Not overly impressed with the new Transform section. Looks as if they gave us have the new Photoshop feature. (i.e. no content aware fill)


----------



## Johan Elzenga (Jun 22, 2016)

The first checkbox of the 'Profile' tab in Lens Corrections should still be chromatic aberration correction, but is was never called 'Automatically correct chromatic aberration'. Nothing has changed in this respect.


----------



## Jim Wilde (Jun 22, 2016)

Click on the Profile tab of the Lens Correction panel....


----------



## Johan Elzenga (Jun 22, 2016)

Gene_mtl said:


> Not overly impressed with the new Transform section. Looks as if they gave us have the new Photoshop feature. (i.e. no content aware fill)

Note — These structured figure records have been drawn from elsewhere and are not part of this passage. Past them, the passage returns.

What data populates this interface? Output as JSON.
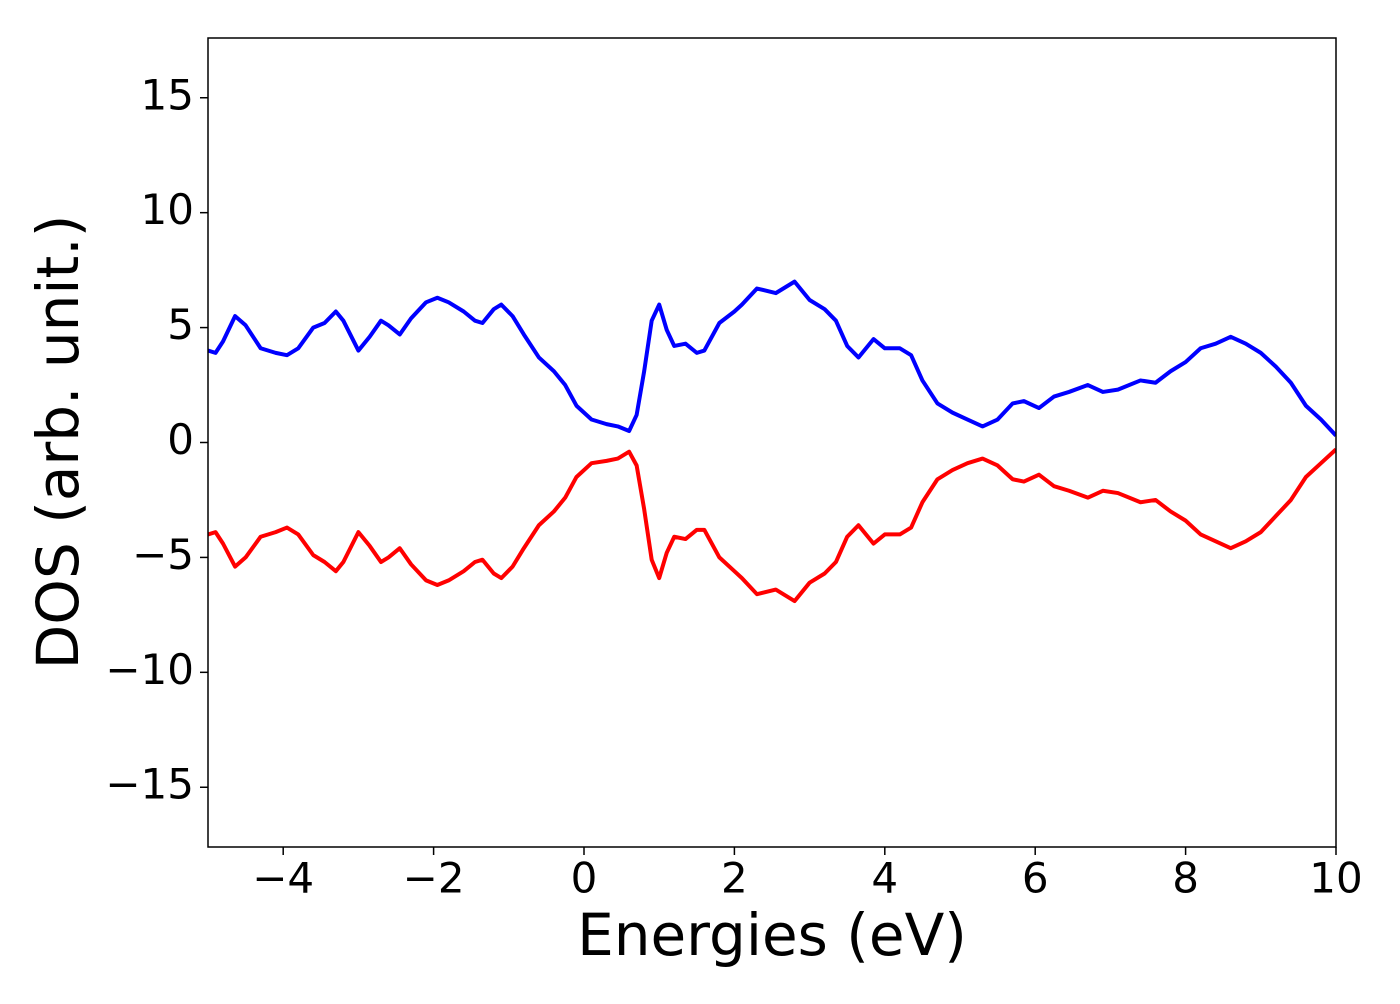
{
  "chart_data": {
    "type": "line",
    "xlabel": "Energies (eV)",
    "ylabel": "DOS (arb. unit.)",
    "xlim": [
      -5,
      10
    ],
    "ylim": [
      -17.6,
      17.6
    ],
    "xticks": [
      {
        "value": -4,
        "label": "−4"
      },
      {
        "value": -2,
        "label": "−2"
      },
      0,
      2,
      4,
      6,
      8,
      10
    ],
    "yticks": [
      {
        "value": -15,
        "label": "−15"
      },
      {
        "value": -10,
        "label": "−10"
      },
      {
        "value": -5,
        "label": "−5"
      },
      0,
      5,
      10,
      15
    ],
    "grid": false,
    "x": [
      -5,
      -4.9,
      -4.8,
      -4.64,
      -4.5,
      -4.3,
      -4.1,
      -3.95,
      -3.8,
      -3.6,
      -3.45,
      -3.3,
      -3.2,
      -3.0,
      -2.85,
      -2.7,
      -2.6,
      -2.45,
      -2.3,
      -2.1,
      -1.95,
      -1.8,
      -1.6,
      -1.45,
      -1.35,
      -1.2,
      -1.1,
      -0.95,
      -0.8,
      -0.6,
      -0.4,
      -0.25,
      -0.1,
      0.1,
      0.3,
      0.45,
      0.6,
      0.7,
      0.8,
      0.9,
      1.0,
      1.1,
      1.2,
      1.35,
      1.5,
      1.6,
      1.8,
      2.0,
      2.1,
      2.3,
      2.55,
      2.8,
      3.0,
      3.2,
      3.35,
      3.5,
      3.65,
      3.85,
      4.0,
      4.2,
      4.35,
      4.5,
      4.7,
      4.9,
      5.1,
      5.3,
      5.5,
      5.7,
      5.85,
      6.05,
      6.25,
      6.45,
      6.7,
      6.9,
      7.1,
      7.4,
      7.6,
      7.8,
      8.0,
      8.2,
      8.4,
      8.6,
      8.8,
      9.0,
      9.2,
      9.4,
      9.6,
      9.8,
      10
    ],
    "series": [
      {
        "color": "#0000ff",
        "values": [
          4.0,
          3.9,
          4.4,
          5.5,
          5.1,
          4.1,
          3.9,
          3.8,
          4.1,
          5.0,
          5.2,
          5.7,
          5.3,
          4.0,
          4.6,
          5.3,
          5.1,
          4.7,
          5.4,
          6.1,
          6.3,
          6.1,
          5.7,
          5.3,
          5.2,
          5.8,
          6.0,
          5.5,
          4.7,
          3.7,
          3.1,
          2.5,
          1.6,
          1.0,
          0.8,
          0.7,
          0.5,
          1.2,
          3.1,
          5.3,
          6.0,
          4.9,
          4.2,
          4.3,
          3.9,
          4.0,
          5.2,
          5.7,
          6.0,
          6.7,
          6.5,
          7.0,
          6.2,
          5.8,
          5.3,
          4.2,
          3.7,
          4.5,
          4.1,
          4.1,
          3.8,
          2.7,
          1.7,
          1.3,
          1.0,
          0.7,
          1.0,
          1.7,
          1.8,
          1.5,
          2.0,
          2.2,
          2.5,
          2.2,
          2.3,
          2.7,
          2.6,
          3.1,
          3.5,
          4.1,
          4.3,
          4.6,
          4.3,
          3.9,
          3.3,
          2.6,
          1.6,
          1.0,
          0.3
        ]
      },
      {
        "color": "#ff0000",
        "values": [
          -4.0,
          -3.9,
          -4.4,
          -5.4,
          -5.0,
          -4.1,
          -3.9,
          -3.7,
          -4.0,
          -4.9,
          -5.2,
          -5.6,
          -5.2,
          -3.9,
          -4.5,
          -5.2,
          -5.0,
          -4.6,
          -5.3,
          -6.0,
          -6.2,
          -6.0,
          -5.6,
          -5.2,
          -5.1,
          -5.7,
          -5.9,
          -5.4,
          -4.6,
          -3.6,
          -3.0,
          -2.4,
          -1.5,
          -0.9,
          -0.8,
          -0.7,
          -0.4,
          -1.0,
          -2.9,
          -5.1,
          -5.9,
          -4.8,
          -4.1,
          -4.2,
          -3.8,
          -3.8,
          -5.0,
          -5.6,
          -5.9,
          -6.6,
          -6.4,
          -6.9,
          -6.1,
          -5.7,
          -5.2,
          -4.1,
          -3.6,
          -4.4,
          -4.0,
          -4.0,
          -3.7,
          -2.6,
          -1.6,
          -1.2,
          -0.9,
          -0.7,
          -1.0,
          -1.6,
          -1.7,
          -1.4,
          -1.9,
          -2.1,
          -2.4,
          -2.1,
          -2.2,
          -2.6,
          -2.5,
          -3.0,
          -3.4,
          -4.0,
          -4.3,
          -4.6,
          -4.3,
          -3.9,
          -3.2,
          -2.5,
          -1.5,
          -0.9,
          -0.3
        ]
      }
    ]
  }
}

They have given us what was also added to Camera Raw, as always. The new auto fill in the Photoshop crop tool is something completely different. I really like the new Guided Upright. It is much faster than the old manual tools, especially if you have an image with an ever so slightly off-level horizon. You may not even notice that the horizon is not straight, but this can make manual perspective corrections very time consuming. If your verticals are nicely straightened at the left side of the image, they won't be at the other side, and vice versa. The new Guided tool makes it a breeze.


----------



## Gene_mtl (Jun 23, 2016)

My bad. For some reason my display showed the manual tab, not the Profile tab. Not seeing the Upgrade section and then finding that later in the Transform group mislead me to thinking we had lost the correct CA.

I see myself doing more straightening in Photoshop (PS) in the future than in LR.  PS has the guided upright as well as the content aware Fill capability.  Will have to see how much I use both to see which will be the better workflow for me.

Thanks everyone for the help. Saw something different and panicked. Was expecting the change.


----------



## Johan Elzenga (Jun 23, 2016)

Content-award fill is a great feature, but it can only be used with RGB files, even in Photoshop. It doesn't work in a smart object, for example. The reason is probably because any changes to the object would require a new calculation of the fill, making it far too slow to be useful in parameteric editors like Lightroom and Camera Raw. That means that using content-award fill will break your raw workflow, because you have to render the image.


----------